Bridges is, of course a much better, more believable, versatile and honest actor than was Wayne (who could be fun from time to time in giving us, as ever, the expected). But this fine actor surprises us again, disap-pearing into the character until it almost seems you can smell him (not that you'd want to get a whiff of this Rooster). Damon uses his occasional penchant for the near-prissy to initially put us off, but then spends the rest of the film drawing us to him. He's got a gift for taking any dialog and making it his own; here, that dialog is some of the best he's had in a long while. Damon, too, keeps surprising us. At this rate, he may yet become one of the more versatile actors at work in all of Hollywood.

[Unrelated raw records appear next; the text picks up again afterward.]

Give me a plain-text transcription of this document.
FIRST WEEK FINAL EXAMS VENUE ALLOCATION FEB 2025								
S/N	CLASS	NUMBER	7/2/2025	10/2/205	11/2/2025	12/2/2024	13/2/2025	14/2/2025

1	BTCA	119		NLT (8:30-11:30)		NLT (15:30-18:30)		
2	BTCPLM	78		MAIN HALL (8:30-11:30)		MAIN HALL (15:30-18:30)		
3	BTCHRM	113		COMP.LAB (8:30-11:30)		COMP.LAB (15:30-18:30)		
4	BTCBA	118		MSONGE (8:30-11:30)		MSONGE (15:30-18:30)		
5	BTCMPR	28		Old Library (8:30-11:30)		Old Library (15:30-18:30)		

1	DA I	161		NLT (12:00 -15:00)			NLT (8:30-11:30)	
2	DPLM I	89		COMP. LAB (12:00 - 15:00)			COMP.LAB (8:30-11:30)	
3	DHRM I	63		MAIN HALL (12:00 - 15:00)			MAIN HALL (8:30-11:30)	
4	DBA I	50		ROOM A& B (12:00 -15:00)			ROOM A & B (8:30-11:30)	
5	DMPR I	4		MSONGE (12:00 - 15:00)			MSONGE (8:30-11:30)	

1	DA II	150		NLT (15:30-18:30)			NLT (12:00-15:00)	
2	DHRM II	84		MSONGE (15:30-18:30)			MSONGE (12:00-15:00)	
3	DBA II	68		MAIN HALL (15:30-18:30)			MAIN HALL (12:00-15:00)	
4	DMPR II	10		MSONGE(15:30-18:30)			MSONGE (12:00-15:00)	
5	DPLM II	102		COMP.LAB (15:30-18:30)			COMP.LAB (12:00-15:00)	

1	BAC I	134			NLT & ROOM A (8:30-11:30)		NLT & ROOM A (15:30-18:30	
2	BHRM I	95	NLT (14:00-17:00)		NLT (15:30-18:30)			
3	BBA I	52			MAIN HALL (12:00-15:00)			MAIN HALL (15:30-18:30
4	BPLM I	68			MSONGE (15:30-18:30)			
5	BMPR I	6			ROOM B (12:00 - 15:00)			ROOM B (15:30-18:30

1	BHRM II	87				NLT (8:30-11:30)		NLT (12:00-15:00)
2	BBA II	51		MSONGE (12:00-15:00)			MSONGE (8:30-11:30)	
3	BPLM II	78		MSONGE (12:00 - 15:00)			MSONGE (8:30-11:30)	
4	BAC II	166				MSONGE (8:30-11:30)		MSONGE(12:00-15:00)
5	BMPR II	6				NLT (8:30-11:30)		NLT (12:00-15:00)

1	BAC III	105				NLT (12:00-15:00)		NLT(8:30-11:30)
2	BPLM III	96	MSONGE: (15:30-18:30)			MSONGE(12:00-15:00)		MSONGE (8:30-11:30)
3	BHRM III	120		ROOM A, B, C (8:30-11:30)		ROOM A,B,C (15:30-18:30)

Ms Steinfeld is the revelation here. So incredibly honest is her each moment and word that she takes what could easily slip into caricature and gives it rock-solid believability. It's an unfussy perfor-mance, too, as befits the Coens. Not a facial expression is over-drawn nor wasted. This is not Steinfeld's first role: She's done TV work and made a few short films. Her IMDB photo makes her look like any number of attractive young starlets, but leave it to the Coens to find what's special, then make the most of it -- a la Michael Stuhlbarg in A Serious Man.
Josh Brolin (above) -- on a roll these days, after playing chief vilain in the Wall Street sequel, a comic cad in the latest Woody Allen, and hero in the under-seen but surprisingly enjoyable (for a based-on-a-comic-book movie, anyway) Jonah Hex -- proves once again memorable. His screen time is short but he makes the necessary impression. How the Coens handle the violence that surrounds this character is particularly telling, I think.
I don't remember how the original film ended, but I certainly will this one. The Coens use that fine actress Elizabeth Marvel, narrating and striding through the finale with such strength, barely-buried feeling and finesse that she suddenly, briefly, owns the film. Her encounter with two very well-known gentlemen is ripe indeed -- smart, quiet and filled with sad, troubling information that deepens what is already a fine little story.
You get up from True Grit feeling enormously satisfied. As the days pass, you'll begin to realize just what a piece of art it actually is.